Bad Bunny’s Met Gala 2026 old man makeup took six weeks to create

Bad Bunny’s Met Gala 2026 old man makeup took six weeks to create

Bad Bunny added five decades to his face in three hours.

The 32-year-old Grammy winner was virtually unrecognizable on the Met Gala 2026 red carpet Monday, arriving as an 85-year-old version of himself complete with deep-set wrinkles, liver spots, sagging skin and a full head of white curls.

Prosthetics designer Mike Marino — who also transformed Heidi Klum into a living statue for the gala — told Allure that the process began six weeks before the big night.

Bad Bunny arrived at the 2026 Met Gala looking roughly five decades older than his 32 years. Evan Agostini/Invision/AP
Prosthetics artist Mike Marino spent six weeks building the hyper-realistic aged look. Getty Images
Marino sculpted each wrinkle, crease and pore by hand in clay on top of a printed replica of Bad Bunny’s face. Getty Images
To predict how Bad Bunny might actually age, Marino studied elderly Puerto Rican men and the singer’s bone structure. Getty Images for The Recording Academy

The build began with a digital scan of the singer’s head, which was used to produce a 3D-printed replica. Marino then used clay on top of the model, carving the texture of aging skin by hand.

“I sculpt every line, every crease, every pore into the clay and that’s what you’ll see on the prosthetics,” he told the outlet.

From those clay molds, his team cast silicone pieces thin enough that the singer could still move and emote naturally. Separate pieces covered his neck, cheeks, forehead, eyelids, earlobes and hands, each airbrushed with blood vessels, shadows and dark spots.

To predict how the singer might actually age, Marino studied elderly Puerto Rican men.
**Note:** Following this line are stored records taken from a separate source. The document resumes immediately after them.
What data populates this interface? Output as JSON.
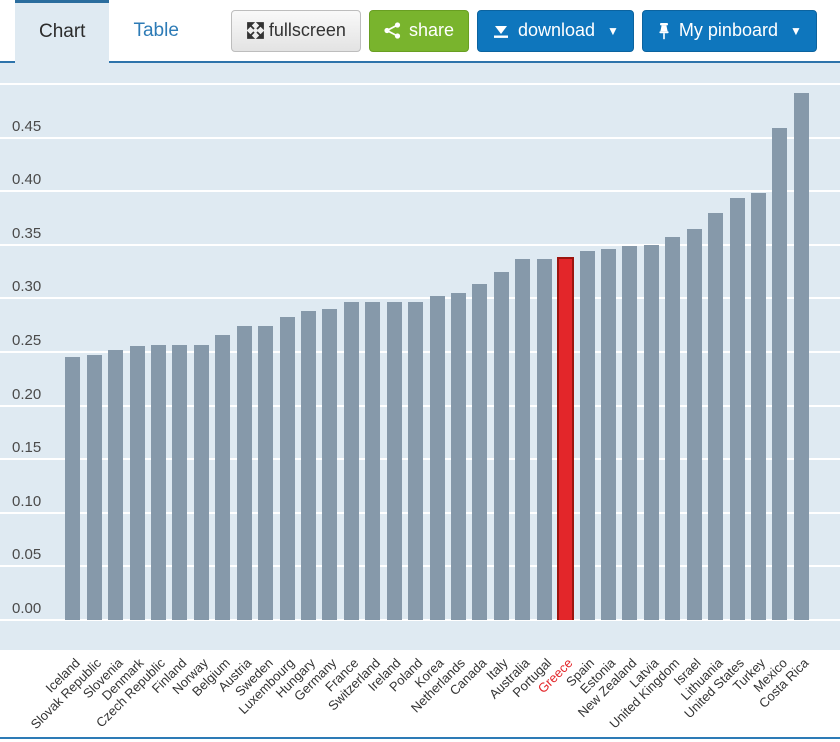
{
  "toolbar": {
    "tabs": [
      {
        "label": "Chart",
        "active": true
      },
      {
        "label": "Table",
        "active": false
      }
    ],
    "fullscreen_label": "fullscreen",
    "share_label": "share",
    "download_label": "download",
    "pinboard_label": "My pinboard",
    "caret": "▼"
  },
  "colors": {
    "tab_accent_blue": "#2e74ab",
    "tab_text_blue": "#2d7bb6",
    "button_blue": "#0e76bd",
    "button_green": "#79b42d",
    "plot_background": "#dfeaf2",
    "bar_color": "#8699aa",
    "highlight_color": "#e3262a",
    "gridline_color": "#ffffff",
    "bottom_border": "#2d7bb6"
  },
  "chart_data": {
    "type": "bar",
    "title": "",
    "xlabel": "",
    "ylabel": "",
    "categories": [
      "Iceland",
      "Slovak Republic",
      "Slovenia",
      "Denmark",
      "Czech Republic",
      "Finland",
      "Norway",
      "Belgium",
      "Austria",
      "Sweden",
      "Luxembourg",
      "Hungary",
      "Germany",
      "France",
      "Switzerland",
      "Ireland",
      "Poland",
      "Korea",
      "Netherlands",
      "Canada",
      "Italy",
      "Australia",
      "Portugal",
      "Greece",
      "Spain",
      "Estonia",
      "New Zealand",
      "Latvia",
      "United Kingdom",
      "Israel",
      "Lithuania",
      "United States",
      "Turkey",
      "Mexico",
      "Costa Rica"
    ],
    "values": [
      0.245,
      0.247,
      0.252,
      0.256,
      0.257,
      0.257,
      0.257,
      0.266,
      0.274,
      0.274,
      0.283,
      0.288,
      0.29,
      0.297,
      0.297,
      0.297,
      0.297,
      0.302,
      0.305,
      0.313,
      0.325,
      0.337,
      0.337,
      0.339,
      0.344,
      0.346,
      0.349,
      0.35,
      0.357,
      0.365,
      0.38,
      0.394,
      0.398,
      0.459,
      0.492
    ],
    "highlight_category": "Greece",
    "highlight_index": 23,
    "yticks": [
      "0.00",
      "0.05",
      "0.10",
      "0.15",
      "0.20",
      "0.25",
      "0.30",
      "0.35",
      "0.40",
      "0.45"
    ],
    "ylim": [
      0,
      0.5
    ],
    "ytick_step": 0.05,
    "grid": true,
    "legend": false,
    "sort": "ascending"
  }
}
He compared his approach to classical portrait painters. “I thought it was cool that, with his grooming, [Bad Bunny] had this distinguished look that was as if a [Diego] Velázquez or [John Singer] Sargent portrait came to life,” he told Allure.

Wigmaker Diana Choi and hairstylist Carla Farmer hand-knotted white curls, eyebrows, a mustache and a full beard for the musician. REUTERS
Marino compared his approach to the idealized portraits of Old Masters who painted older men as “distinguished.” Universal Images Group via Getty Images
Bad Bunny’s look responded to the “Aging Body” section of the Met’s “Costume Art” exhibition. Getty Images

A hand-knotted white wig, eyebrows, a mustache and a beard — crafted by wigmaker Diana Choi and hairstylist Carla Farmer — completed the illusion.

Bad Bunny paired the prosthetics with a custom all-black Zara tuxedo of his own design, featuring a walking cane and an oversized bow that nodded to Charles James’ 1947 “Bustle” gown in the Costume Institute’s permanent collection.

The look nodded to the “Aging Body” section of the Met’s “Costume Art” exhibition, which confronts fashion’s tendency to sideline older bodies. “Perhaps reflecting our fear of having to face our own mortality, the youth-oriented fashion industry has traditionally ignored the aged body,” reads the exhibition catalog.

“Fashion ages. But the art within it doesn’t expire,” Bad Bunny told Vogue. “Of course, our bodies might age, but what we carry inside doesn’t, right?”